Will Trump pay a political price after a verdict in sexual abuse case? That’s up to his GOP rivals

(Seth Little / Associated Press)

Will Trump pay a political price after a verdict in sexual abuse case? That’s up to his GOP rivals

Mark Z. Barabak

May 9, 2023

There is a long list of descriptors used to identify Donald Trump: real estate mogul, reality TV star, former president, insurgent, criminally induced hush money payer.

From Tuesday, a new particularly incriminating label can be added: Sexual attacker.

Still, it seems unlikely that a civilian jury’s determination that Trump physically assaulted writer E. Jean Carroll will make much of a difference to his staunch political base or, for now, change the fundamental dynamics of the 2024 presidential race.

“I don’t see this moving at all,” said Charlie Cook, a nonpartisan campaign analyst who has obstructed elections for decades. “Every time we thought something would hurt him, it doesn’t.”

That said, Trump continues to face a series of criminal investigations related to his attempts to overturn the 2020 election, the January 6 coup attempt he inspired, and mishandling stolen documents he sent to his Mar -a-Lago retreat.

By the time Republican voters cast the first ballot in Iowa in February, will the cumulative weight of Trump’s legal burdens, compounded by the verdict in Carroll’s lawsuit, be enough to drive a significant number of GOP voters away? to hunt?

That jury is still out.

A Manhattan panel of six men and three women deliberated for less than three hours, just enough time to provide lunch, before handing down a verdict and concluding that Trump had forced himself on Carroll in the dressing room of an upscale department store nearly three decades ago in Manhattan.

The jury found Trump liable for sexual assault and defamation and awarded his victim $5 million in damages.

But if the speed of the decision seemed clear and decisive, the verdict turned out to be less so.

Jurors did not accept Carroll’s claim that the ex-president raped her, dismissed the most inflammatory allegation and crucially kept the combination of “rape” and “Trump” out of the headlines.

Even that may not have deterred many Trump supporters.

His criminal charges in March for paying hush money to cover up an extramarital affair and prop up his shaky 2016 presidential campaign, a career killer under most circumstances, turned out to be a fundraising bonanza and led many Republicans to rally behind Trump’s effort. rally to reclaim the White House.

Minutes after Tuesday’s verdict, Mike Madrid, one of the founders of the anti-Trump Lincoln Project, joked on Twitter, “That noise you’re hearing is Trump’s polls rising in the Republican primary.

Maybe.

Much will depend on what happens on the campaign trail in the coming months, even more than in a courthouse, as the battle for the Republican nomination presumably heats up.

Most of Trump’s GOP rivals have so far shown a reluctance to go beyond the slightest veiled criticism of Trump, or offered only lame admonitions.

“The jury’s verdict should be taken seriously and is another example of Donald Trump’s indefensible behavior,” said the former governor of Arkansas.
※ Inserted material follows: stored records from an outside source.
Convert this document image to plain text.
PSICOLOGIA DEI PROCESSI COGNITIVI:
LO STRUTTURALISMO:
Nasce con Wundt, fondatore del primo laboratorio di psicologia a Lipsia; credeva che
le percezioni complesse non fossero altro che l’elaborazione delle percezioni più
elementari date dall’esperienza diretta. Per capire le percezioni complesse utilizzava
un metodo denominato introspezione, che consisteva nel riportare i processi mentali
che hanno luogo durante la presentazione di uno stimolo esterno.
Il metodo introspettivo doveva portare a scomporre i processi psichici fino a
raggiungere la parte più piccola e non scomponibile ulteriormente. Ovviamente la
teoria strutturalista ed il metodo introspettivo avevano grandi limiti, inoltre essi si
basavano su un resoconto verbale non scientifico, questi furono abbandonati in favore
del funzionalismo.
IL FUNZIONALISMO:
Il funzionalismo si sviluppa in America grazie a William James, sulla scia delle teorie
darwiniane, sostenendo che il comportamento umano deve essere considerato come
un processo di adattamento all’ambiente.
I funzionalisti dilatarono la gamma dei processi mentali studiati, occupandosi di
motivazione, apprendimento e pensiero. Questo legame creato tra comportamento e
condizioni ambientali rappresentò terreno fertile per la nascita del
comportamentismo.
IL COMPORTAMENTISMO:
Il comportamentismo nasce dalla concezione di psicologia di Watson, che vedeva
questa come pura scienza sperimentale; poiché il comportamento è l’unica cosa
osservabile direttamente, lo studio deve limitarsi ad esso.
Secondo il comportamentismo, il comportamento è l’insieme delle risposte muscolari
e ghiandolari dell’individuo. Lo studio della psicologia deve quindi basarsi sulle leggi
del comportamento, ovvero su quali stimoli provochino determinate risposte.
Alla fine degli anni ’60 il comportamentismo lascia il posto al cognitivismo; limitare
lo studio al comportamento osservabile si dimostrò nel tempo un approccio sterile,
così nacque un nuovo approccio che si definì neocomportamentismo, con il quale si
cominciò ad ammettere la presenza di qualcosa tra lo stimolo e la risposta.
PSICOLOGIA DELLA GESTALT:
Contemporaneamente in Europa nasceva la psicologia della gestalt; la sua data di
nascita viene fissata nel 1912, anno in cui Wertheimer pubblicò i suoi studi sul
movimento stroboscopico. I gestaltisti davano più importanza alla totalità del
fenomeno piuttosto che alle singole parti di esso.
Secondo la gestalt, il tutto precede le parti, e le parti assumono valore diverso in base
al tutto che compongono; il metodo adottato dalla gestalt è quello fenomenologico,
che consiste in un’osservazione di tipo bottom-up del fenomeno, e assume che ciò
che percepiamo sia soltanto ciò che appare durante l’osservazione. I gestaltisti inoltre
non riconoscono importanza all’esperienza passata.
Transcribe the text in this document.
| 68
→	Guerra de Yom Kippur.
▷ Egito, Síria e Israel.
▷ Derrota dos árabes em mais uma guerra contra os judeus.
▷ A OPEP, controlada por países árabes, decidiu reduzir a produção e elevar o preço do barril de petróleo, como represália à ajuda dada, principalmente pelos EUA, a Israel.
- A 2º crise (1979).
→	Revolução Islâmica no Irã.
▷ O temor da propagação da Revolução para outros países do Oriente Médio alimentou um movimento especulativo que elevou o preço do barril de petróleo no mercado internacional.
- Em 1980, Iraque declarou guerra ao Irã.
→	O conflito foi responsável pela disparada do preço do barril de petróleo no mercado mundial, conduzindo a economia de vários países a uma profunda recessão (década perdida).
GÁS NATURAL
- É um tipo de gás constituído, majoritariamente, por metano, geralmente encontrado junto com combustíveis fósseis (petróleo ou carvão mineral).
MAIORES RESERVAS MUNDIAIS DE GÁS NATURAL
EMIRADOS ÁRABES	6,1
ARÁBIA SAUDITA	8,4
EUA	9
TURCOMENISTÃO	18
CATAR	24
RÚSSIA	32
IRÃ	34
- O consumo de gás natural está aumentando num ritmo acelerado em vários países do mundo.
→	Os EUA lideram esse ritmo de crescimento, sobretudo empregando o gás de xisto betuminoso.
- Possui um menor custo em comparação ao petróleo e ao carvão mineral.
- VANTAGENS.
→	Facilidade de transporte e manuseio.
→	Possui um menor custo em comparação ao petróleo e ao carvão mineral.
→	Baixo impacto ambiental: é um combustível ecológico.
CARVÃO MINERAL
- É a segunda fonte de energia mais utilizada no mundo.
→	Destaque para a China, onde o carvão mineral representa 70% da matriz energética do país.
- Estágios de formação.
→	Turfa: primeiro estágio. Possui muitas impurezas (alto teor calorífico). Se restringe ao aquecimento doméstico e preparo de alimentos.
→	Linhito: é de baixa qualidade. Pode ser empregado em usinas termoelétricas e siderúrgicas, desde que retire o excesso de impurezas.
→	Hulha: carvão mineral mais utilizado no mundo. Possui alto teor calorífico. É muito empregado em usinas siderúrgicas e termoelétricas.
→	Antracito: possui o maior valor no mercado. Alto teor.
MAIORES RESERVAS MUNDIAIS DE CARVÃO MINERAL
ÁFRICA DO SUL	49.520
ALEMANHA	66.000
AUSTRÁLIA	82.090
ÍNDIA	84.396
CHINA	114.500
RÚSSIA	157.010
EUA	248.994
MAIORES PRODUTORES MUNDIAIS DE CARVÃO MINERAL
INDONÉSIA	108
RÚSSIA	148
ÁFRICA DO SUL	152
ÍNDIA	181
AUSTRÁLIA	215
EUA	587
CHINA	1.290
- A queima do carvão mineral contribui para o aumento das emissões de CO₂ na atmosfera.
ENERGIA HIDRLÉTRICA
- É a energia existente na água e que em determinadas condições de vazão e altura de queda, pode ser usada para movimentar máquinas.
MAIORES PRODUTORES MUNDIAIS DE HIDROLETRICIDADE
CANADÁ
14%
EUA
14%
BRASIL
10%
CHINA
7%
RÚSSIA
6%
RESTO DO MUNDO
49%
Asa Hutchinson tut-tutted after Tuesday’s verdict.

That kind of friendliness is not uncommon at this stage of the campaign. As the vote approaches and the competition heats up, the candidates will have to make a strategic decision. Florida Governor Ron DeSantis, Trump’s main rival at the moment, in particular, will have to decide how openly and aggressively he wants to go after the GOP frontrunner.

“There is an available segment of the Republican electorate that wants to leave Trump,” said Sarah Longwell, a GOP strategist and longtime critic of the former president who has led numerous focus groups to gauge voter sentiment.

“The question I’ve had is whether any of the candidates running against Trump have the political talent to hire him directly and grab that available audience,” Longwell said. “Can they surround Trump and show people they can be a tougher fighter? Maybe. But no one has figured out how to do that yet.”

It is Trump’s great fortune that his political future is not decided by the jury in Manhattan. He turned out to be a completely terrible witness for himself.

In a videotaped statement, Trump did not take the stand, appearing alternately bored and bloated, at one point suggesting that Carroll might have enjoyed being raped.

When he got a picture of Carroll, he mistook his accuser, “not my type”, for his second wife, Marla Maples. He defended his infamous hot-mic moment on “Access Hollywood” in which he said he could grab women by the genitals “and when you’re a star they let you do it” by saying that history backs him up.

“If you look at the last million years, I think that’s been mostly true,” Trump said in his statement. “Not always, but mostly true. Unfortunately, or fortunately.”

During the 2016 campaign, Trump famously boasted that he could stand in the middle of Fifth Avenue in Manhattan and shoot someone without losing votes.

Now, with Tuesday’s swift verdict, he’s about to test another proposition: whether he could sexually maul a woman in a Bergdorf Goodman dressing room and still make that claim.